| DEFF {samplesize4surveys} | R Documentation |
Estimated sample Effects of Design (DEFF)
Description
This function returns the estimated design effects for a set of inclusion probabilities and the variables of interest.
Usage
DEFF(y, pik)
Arguments
y |
Vector, matrix or data frame containing the recollected information of the variables of interest for every unit in the selected sample. |
pik |
Vector of inclusion probabilities for each unit in the selected sample. |
Details
The design effect is somehow defined to be the ratio between the variance of a complex design and the variance of a simple design. When the design is stratified and the allocation is proportional, this measures reduces to
DEFF_{Kish} = 1 + CV(w)
where w is the set of weights (defined as the inverse of the inclusion probabilities) along the sample, and CV refers to the classical coefficient of variation.

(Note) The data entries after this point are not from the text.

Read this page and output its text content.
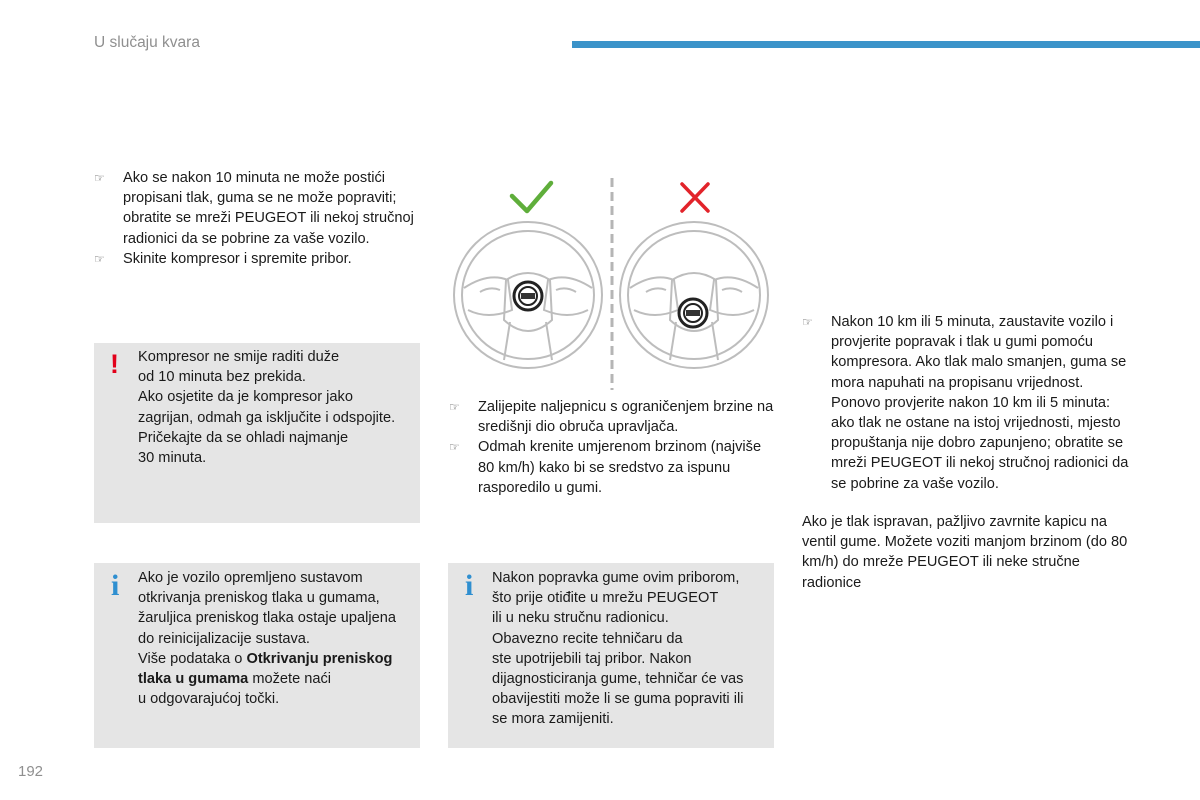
U slučaju kvara
☞ Ako se nakon 10 minuta ne može postići propisani tlak, guma se ne može popraviti; obratite se mreži PEUGEOT ili nekoj stručnoj radionici da se pobrine za vaše vozilo.
☞ Skinite kompresor i spremite pribor.
! Kompresor ne smije raditi duže
od 10 minuta bez prekida.
Ako osjetite da je kompresor jako
zagrijan, odmah ga isključite i odspojite.
Pričekajte da se ohladi najmanje
30 minuta.
i Ako je vozilo opremljeno sustavom
otkrivanja preniskog tlaka u gumama,
žaruljica preniskog tlaka ostaje upaljena
do reinicijalizacije sustava.
Više podataka o Otkrivanju preniskog
tlaka u gumama možete naći
u odgovarajućoj točki.
☞ Zalijepite naljepnicu s ograničenjem brzine na središnji dio obruča upravljača.
☞ Odmah krenite umjerenom brzinom (najviše 80 km/h) kako bi se sredstvo za ispunu rasporedilo u gumi.
i Nakon popravka gume ovim priborom,
što prije otiđite u mrežu PEUGEOT
ili u neku stručnu radionicu.
Obavezno recite tehničaru da
ste upotrijebili taj pribor. Nakon
dijagnosticiranja gume, tehničar će vas
obavijestiti može li se guma popraviti ili
se mora zamijeniti.
☞ Nakon 10 km ili 5 minuta, zaustavite vozilo i provjerite popravak i tlak u gumi pomoću kompresora. Ako tlak malo smanjen, guma se mora napuhati na propisanu vrijednost. Ponovo provjerite nakon 10 km ili 5 minuta: ako tlak ne ostane na istoj vrijednosti, mjesto propuštanja nije dobro zapunjeno; obratite se mreži PEUGEOT ili nekoj stručnoj radionici da se pobrine za vaše vozilo.

Ako je tlak ispravan, pažljivo zavrnite kapicu na ventil gume. Možete voziti manjom brzinom (do 80 km/h) do mreže PEUGEOT ili neke stručne radionice

192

Although this measure is #' motivated by a stratified sampling design, it is commonly applied to any kind of survey where sampling weight are unequal. On the other hand, the Spencer's DEFF is motivated by the idea that a set of weights may be efficent even when they vary, and is defined by:
DEFF_{Spencer} = (1 - R^2) * DEFF_{Kish} + \frac{\hat{a}^2}{\hat{\sigma}^2_y} * (DEFF_{Kish} - 1)
where
\hat{\sigma}^2_y = \frac{\sum_s w_k (y_k - \bar{y}_w)^2}{\sum_s w_k}
and \hat{a} is the estimation of the intercept in the following model
y_k = a + b * p_k + e_k
with p_k = \pi_k / n is an standardized sampling weight. Finnaly, R^2 is the R-squared of this model.
Author(s)
Hugo Andres Gutierrez Rojas <hagutierrezro at gmail.com>
References
Gutierrez, H. A. (2009), Estrategias de muestreo: Diseno de encuestas y estimacion de parametros. Editorial Universidad Santo Tomas. Valliant, R, et. al. (2013), Practical tools for Design and Weighting Survey Samples. Springer
Examples
#############################
# Example with BigLucy data #
#############################
data(BigLucy)
attach(BigLucy)
# The sample size
n <- 400
res <- S.piPS(n, Income)
sam <- res[,1]
# The information about the units in the sample is stored in an object called data
data <- BigLucy[sam,]
attach(data)
names(data)
# Pik.s is the inclusion probability of every single unit in the selected sample
pik <- res[,2]
# The variables of interest are: Income, Employees and Taxes
# This information is stored in a data frame called estima
estima <- data.frame(Income, Employees, Taxes)
E.piPS(estima,pik)
DEFF(estima,pik)